Confiance basée sur la relation et l’identification à l’autre : Quant au dernier fondement de la confiance, selon Shapiro et coll. (1992) et Lewicki et Bunker (1995) il s’appuie sur l’identification (identification-based trust). Il renvoie à l’internalisation des préférences et des valeurs de l’autre et à une prise de décision qui est dans l’intérêt des deux parties. L’individu s’identifie alors aux désirs de l’autre. De plus, leur compréhension mutuelle le pousse à agir pour lui ou, du moins, dans son sens. Rousseau et coll. (1998) décrivent ce fondement comme s’appuyant sur la relation (relational trust) et provenant d’interactions positives répétées depuis un

certain temps. La fiabilité et le sérieux démontrés lors de ces interactions amènent alors des attentes positives au sujet des intentions de l’autre partie (Rousseau et coll., 1998).

En résumé, la confiance s’inscrit dans un continuum en trois temps. Elle est dynamique, évolutive et répond à une progression temporelle qui dépend de facteurs cognitifs et affectifs : (1) la dissuasion et le calcul qu’un individu peut faire de sa relation ; (2) les connaissances et l’information qu’il détient sur l’autre partie et qui l’aideront à juger de sa fiabilité ; et (3) l’identification à l’autre en matière de valeurs et de préférence.
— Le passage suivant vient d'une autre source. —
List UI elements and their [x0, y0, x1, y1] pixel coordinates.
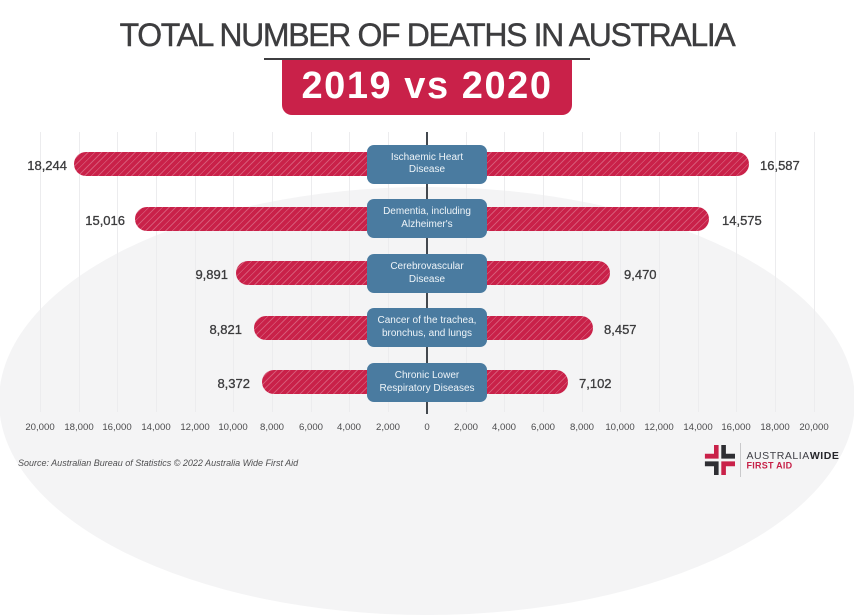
svg-text:FIRST AID: FIRST AID — [747, 460, 793, 470]
svg-text:AUSTRALIAWIDE: AUSTRALIAWIDE — [747, 450, 840, 462]
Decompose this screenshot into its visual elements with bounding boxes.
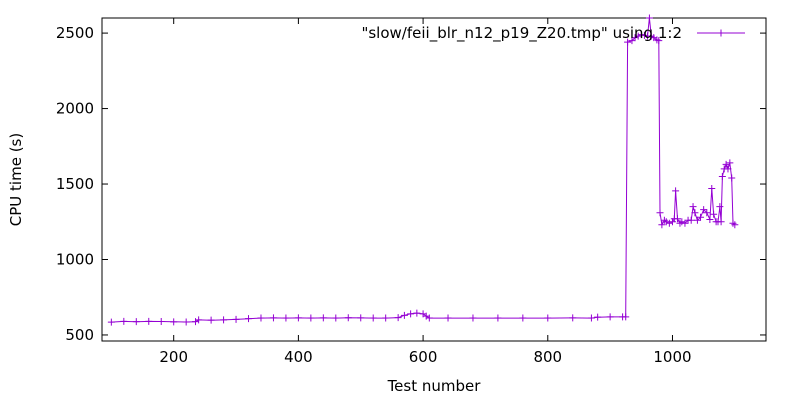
x-tick-label: 1000 bbox=[653, 348, 691, 366]
data-point-marker bbox=[400, 311, 408, 319]
data-point-marker bbox=[691, 209, 699, 217]
data-point-marker bbox=[257, 314, 265, 322]
data-point-marker bbox=[722, 160, 730, 168]
data-point-marker bbox=[656, 209, 664, 217]
data-point-marker bbox=[655, 37, 663, 45]
data-point-marker bbox=[706, 215, 714, 223]
data-point-marker bbox=[425, 314, 433, 322]
data-point-marker bbox=[665, 219, 673, 227]
data-point-marker bbox=[145, 317, 153, 325]
data-point-marker bbox=[107, 318, 115, 326]
series-layer bbox=[107, 14, 739, 326]
x-tick-label: 600 bbox=[409, 348, 438, 366]
data-point-marker bbox=[382, 314, 390, 322]
data-point-marker bbox=[634, 32, 642, 40]
data-point-marker bbox=[631, 34, 639, 42]
data-point-marker bbox=[319, 314, 327, 322]
data-point-marker bbox=[269, 314, 277, 322]
data-point-marker bbox=[716, 203, 724, 211]
data-point-marker bbox=[369, 314, 377, 322]
data-point-marker bbox=[673, 215, 681, 223]
data-point-marker bbox=[594, 313, 602, 321]
axis-ticks: 200 400 600 800 1000 500 1000 1500 2000 2500 bbox=[56, 18, 766, 366]
data-point-marker bbox=[294, 314, 302, 322]
data-point-marker bbox=[469, 314, 477, 322]
legend-swatch-marker bbox=[717, 29, 725, 37]
data-point-marker bbox=[587, 314, 595, 322]
data-point-marker bbox=[697, 213, 705, 221]
data-point-marker bbox=[681, 219, 689, 227]
data-point-marker bbox=[731, 221, 739, 229]
plot-frame bbox=[101, 17, 767, 342]
legend-entry-label: "slow/feii_blr_n12_p19_Z20.tmp" using 1:… bbox=[361, 24, 682, 43]
data-point-marker bbox=[645, 14, 653, 22]
y-axis-label: CPU time (s) bbox=[7, 133, 25, 226]
data-point-marker bbox=[703, 209, 711, 217]
data-point-marker bbox=[717, 218, 725, 226]
data-point-marker bbox=[726, 159, 734, 167]
data-point-marker bbox=[640, 31, 648, 39]
data-point-marker bbox=[232, 315, 240, 323]
legend: "slow/feii_blr_n12_p19_Z20.tmp" using 1:… bbox=[361, 24, 745, 43]
data-point-marker bbox=[708, 185, 716, 193]
data-point-marker bbox=[282, 314, 290, 322]
data-point-marker bbox=[357, 314, 365, 322]
data-point-marker bbox=[710, 210, 718, 218]
data-point-marker bbox=[544, 314, 552, 322]
x-tick-label: 400 bbox=[284, 348, 313, 366]
data-point-marker bbox=[624, 38, 632, 46]
data-point-marker bbox=[344, 314, 352, 322]
y-tick-label: 2500 bbox=[56, 24, 94, 42]
data-point-marker bbox=[689, 203, 697, 211]
data-point-marker bbox=[132, 318, 140, 326]
data-point-marker bbox=[444, 314, 452, 322]
data-point-marker bbox=[245, 315, 253, 323]
data-point-marker bbox=[494, 314, 502, 322]
data-point-marker bbox=[413, 309, 421, 317]
data-point-marker bbox=[157, 318, 165, 326]
data-point-marker bbox=[700, 206, 708, 214]
data-point-marker bbox=[195, 316, 203, 324]
data-point-marker bbox=[718, 172, 726, 180]
data-point-marker bbox=[628, 37, 636, 45]
x-tick-label: 800 bbox=[533, 348, 562, 366]
data-point-marker bbox=[220, 316, 228, 324]
y-tick-label: 500 bbox=[65, 326, 94, 344]
data-point-marker bbox=[687, 216, 695, 224]
data-point-marker bbox=[207, 316, 215, 324]
x-axis-label: Test number bbox=[387, 377, 482, 395]
data-point-marker bbox=[672, 187, 680, 195]
data-point-marker bbox=[307, 314, 315, 322]
y-tick-label: 1000 bbox=[56, 250, 94, 268]
y-tick-label: 1500 bbox=[56, 175, 94, 193]
data-point-marker bbox=[728, 174, 736, 182]
x-tick-label: 200 bbox=[159, 348, 188, 366]
data-point-marker bbox=[407, 310, 415, 318]
data-point-marker bbox=[182, 318, 190, 326]
data-point-marker bbox=[192, 318, 200, 326]
data-point-marker bbox=[678, 218, 686, 226]
data-point-marker bbox=[394, 314, 402, 322]
data-point-marker bbox=[519, 314, 527, 322]
data-point-marker bbox=[120, 317, 128, 325]
data-point-marker bbox=[569, 314, 577, 322]
data-point-marker bbox=[658, 221, 666, 229]
data-point-marker bbox=[724, 165, 732, 173]
data-point-marker bbox=[606, 313, 614, 321]
data-point-marker bbox=[662, 218, 670, 226]
data-point-marker bbox=[693, 216, 701, 224]
y-tick-label: 2000 bbox=[56, 100, 94, 118]
data-point-marker bbox=[622, 313, 630, 321]
data-point-marker bbox=[170, 318, 178, 326]
data-point-marker bbox=[637, 31, 645, 39]
data-point-marker bbox=[332, 314, 340, 322]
Elle n’est pas en opposition à la méfiance (ou vigilance) qui peut être présente à différents degrés ou absente entre un individu et un autre individu ou envers une organisation ou une institution. Elle peut également être absente. Aussi, plus l’individu s’abandonne dans la confiance, plus il est vulnérable et plus le risque qu’il prend est grand. Cette dynamique suit une logique où la confiance est basée à différents degrés sur la cognition ou sur l’affect (Lewis et Wiegert, 1985 ; McAllister, 1995 ; Quéré, 2001). Ainsi, des caractéristiques cognitives et affectives dans lesquelles s’inscrit la dynamique de confiance interagissent avec plus ou moins d’importance selon le contexte et influencent la profondeur de la relation. Ces éléments suggèrent une relation non statique dans le temps qui évoluera en fonction des conditions associées à la construction de relations de confiance qui sont présentées dans la section suivante, à savoir les caractéristiques institutionnelles, organisationnelles, relationnelles et individuelles.

Cette dynamique confirme le caractère complexe et multifactoriel de la confiance dans la relation entre les actrices et les acteurs d’une même organisation et des actrices et des acteurs évoluant autour de cette organisation et l’influençant à divers degrés. Aussi, la construction de relations de confiance se réalise via un

processus difficile à déterminer exactement, puisqu’il existe plusieurs conditions susceptibles de l’influencer.